あるゾンビの独り言

援助交際の支払いは命で... 非モテ男子の予測不可能恋愛物語

シエラ〈第8話〉

                                Je m'appelle

「ヤーバっ。マジで楽しいんですけどぉ」

 自分の頬を両手でこねくり回して変な顔になりながら、シエラがオクターブ高い声を上げた。

「満喫したね」

「次は、何リュウですか?」

「そうだねえ。随分温まったから『雪の癒』で一旦冷まそうか」

「雪ですか! 久しぶりです」

「そうなの? 人工雪だけどね。じゃあ、行ってみよう」

「行きましょう、行きましょう」

 

 『雪の癒』は、巨大なかき氷機だ。天井に、直径一メートルほどの円盤状の氷が固定されており、その氷の底面を、プロペラ状の刃が回りながら削ってゆく。そうして人工雪が作られ、天井から常に舞い落ちてくるという仕組みだ。

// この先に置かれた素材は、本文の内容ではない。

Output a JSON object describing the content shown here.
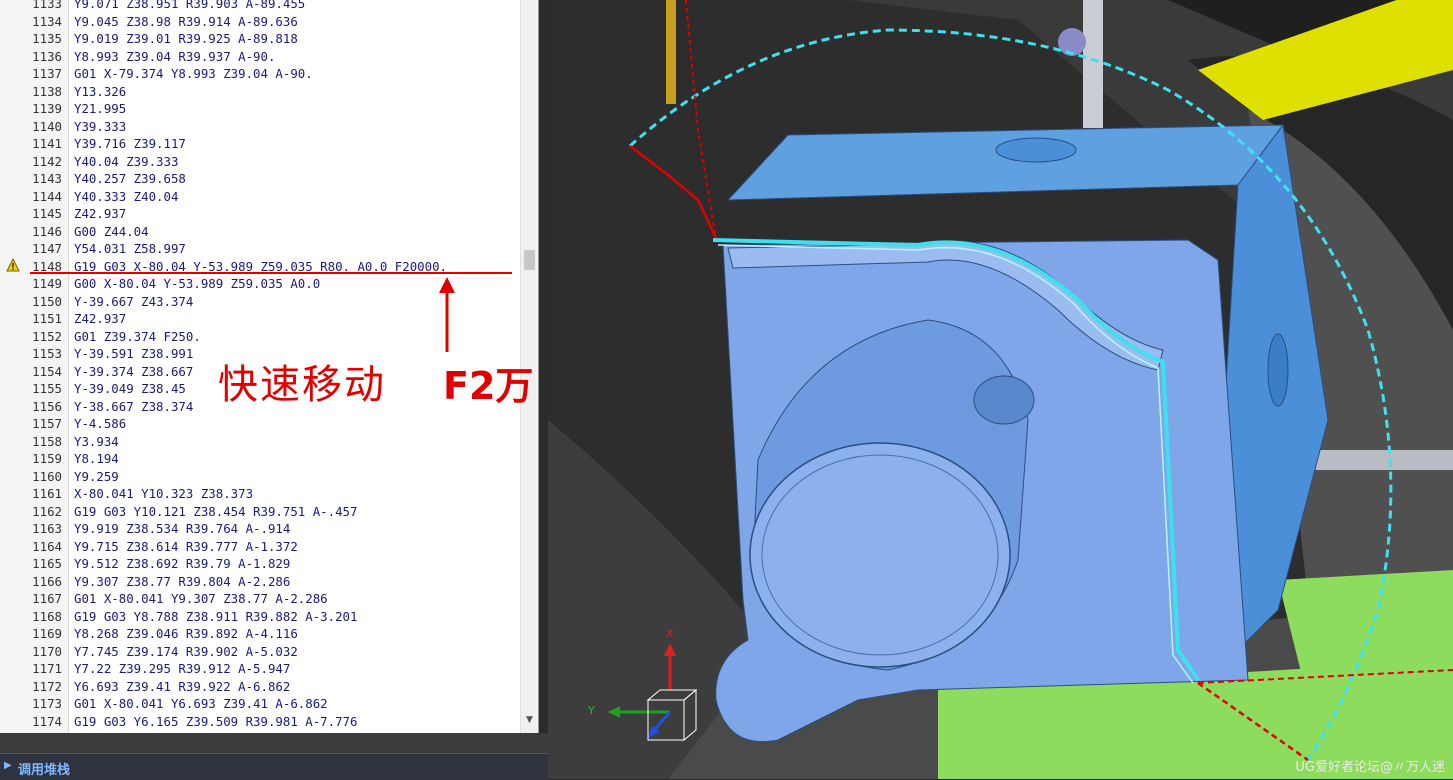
{
  "code_lines": [
    {
      "ln": "1133",
      "text": "Y9.071 Z38.951 R39.903 A-89.455"
    },
    {
      "ln": "1134",
      "text": "Y9.045 Z38.98 R39.914 A-89.636"
    },
    {
      "ln": "1135",
      "text": "Y9.019 Z39.01 R39.925 A-89.818"
    },
    {
      "ln": "1136",
      "text": "Y8.993 Z39.04 R39.937 A-90."
    },
    {
      "ln": "1137",
      "text": "G01 X-79.374 Y8.993 Z39.04 A-90."
    },
    {
      "ln": "1138",
      "text": "Y13.326"
    },
    {
      "ln": "1139",
      "text": "Y21.995"
    },
    {
      "ln": "1140",
      "text": "Y39.333"
    },
    {
      "ln": "1141",
      "text": "Y39.716 Z39.117"
    },
    {
      "ln": "1142",
      "text": "Y40.04 Z39.333"
    },
    {
      "ln": "1143",
      "text": "Y40.257 Z39.658"
    },
    {
      "ln": "1144",
      "text": "Y40.333 Z40.04"
    },
    {
      "ln": "1145",
      "text": "Z42.937"
    },
    {
      "ln": "1146",
      "text": "G00 Z44.04"
    },
    {
      "ln": "1147",
      "text": "Y54.031 Z58.997"
    },
    {
      "ln": "1148",
      "text": "G19 G03 X-80.04 Y-53.989 Z59.035 R80. A0.0 F20000."
    },
    {
      "ln": "1149",
      "text": "G00 X-80.04 Y-53.989 Z59.035 A0.0"
    },
    {
      "ln": "1150",
      "text": "Y-39.667 Z43.374"
    },
    {
      "ln": "1151",
      "text": "Z42.937"
    },
    {
      "ln": "1152",
      "text": "G01 Z39.374 F250."
    },
    {
      "ln": "1153",
      "text": "Y-39.591 Z38.991"
    },
    {
      "ln": "1154",
      "text": "Y-39.374 Z38.667"
    },
    {
      "ln": "1155",
      "text": "Y-39.049 Z38.45"
    },
    {
      "ln": "1156",
      "text": "Y-38.667 Z38.374"
    },
    {
      "ln": "1157",
      "text": "Y-4.586"
    },
    {
      "ln": "1158",
      "text": "Y3.934"
    },
    {
      "ln": "1159",
      "text": "Y8.194"
    },
    {
      "ln": "1160",
      "text": "Y9.259"
    },
    {
      "ln": "1161",
      "text": "X-80.041 Y10.323 Z38.373"
    },
    {
      "ln": "1162",
      "text": "G19 G03 Y10.121 Z38.454 R39.751 A-.457"
    },
    {
      "ln": "1163",
      "text": "Y9.919 Z38.534 R39.764 A-.914"
    },
    {
      "ln": "1164",
      "text": "Y9.715 Z38.614 R39.777 A-1.372"
    },
    {
      "ln": "1165",
      "text": "Y9.512 Z38.692 R39.79 A-1.829"
    },
    {
      "ln": "1166",
      "text": "Y9.307 Z38.77 R39.804 A-2.286"
    },
    {
      "ln": "1167",
      "text": "G01 X-80.041 Y9.307 Z38.77 A-2.286"
    },
    {
      "ln": "1168",
      "text": "G19 G03 Y8.788 Z38.911 R39.882 A-3.201"
    },
    {
      "ln": "1169",
      "text": "Y8.268 Z39.046 R39.892 A-4.116"
    },
    {
      "ln": "1170",
      "text": "Y7.745 Z39.174 R39.902 A-5.032"
    },
    {
      "ln": "1171",
      "text": "Y7.22 Z39.295 R39.912 A-5.947"
    },
    {
      "ln": "1172",
      "text": "Y6.693 Z39.41 R39.922 A-6.862"
    },
    {
      "ln": "1173",
      "text": "G01 X-80.041 Y6.693 Z39.41 A-6.862"
    },
    {
      "ln": "1174",
      "text": "G19 G03 Y6.165 Z39.509 R39.981 A-7.776"
    }
  ],
  "warning_line": "1148",
  "annotations": {
    "rapid_move": "快速移动",
    "feed_note": "F2万"
  },
  "bottom_panel": {
    "title": "调用堆栈"
  },
  "viewport": {
    "axis_x_label": "X",
    "axis_y_label": "Y",
    "watermark": "UG爱好者论坛@〃万人迷"
  },
  "colors": {
    "annotation_red": "#e00000",
    "part_blue": "#7aa4e6",
    "toolpath_cyan": "#3fe0ee",
    "fixture_green": "#8edc5e",
    "tool_yellow": "#e0e000"
  }
}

 『雪の癒』には、先程ロウリュウで一緒だった人たちが何人かいた。シエラは、ちょっとした人気者になってしまった。取り囲まれて、ちやほやされている。

「おねえさんの気合い、男前っスね」

 ホスト風の若い男が、シエラを持ち上げる。

「そうですか」

「お二人はぁ、お付き合いしてるのお?」

 私とシエラを交互に見ながら、キャバ嬢風の若い女が尋ねる。

「二回目のデートです」

 シエラが気だるそうに答える。

「二回目で岩盤浴デートって、進展早いわよねぇ」

 二丁目での勤務明けに来たと思われるニューハーフが、周囲に同意を求める。

 こくこくと周囲がうなずく。

「いやあ、ぼくが銭湯好きなので、無理に誘ったんです」

 話の角度を微妙に変えた。

「ほんと銭湯はいいっスよね」

 ホスト風の男が乗ってくれた。

「アタシもイイ男の次に好きなのが銭湯だわ。銭湯も、岩盤浴みたいに男女一緒に入れたらいいのにねぇえ」

 ニューハーフのセリフに笑いが起こる。

「カノジョ元気ないっスね。どうしたんスか?」

 ホストに言われてシエラを見ると、確かに顔色が人工雪より白くなってぐったりしている。

「シエちゃん?」

 頬に手を触れると、人工雪よりも冷たい。

 そこで初めて気付いた。

 シエラの肉体は、変温動物仕様だったのだ。だから暑ければ暑いほど元気になるのだ。思慮が足りなかった。もっと早く気付くべきだった。自分が好きだから、シエラも喜ぶだろうと単純に決めつけていた。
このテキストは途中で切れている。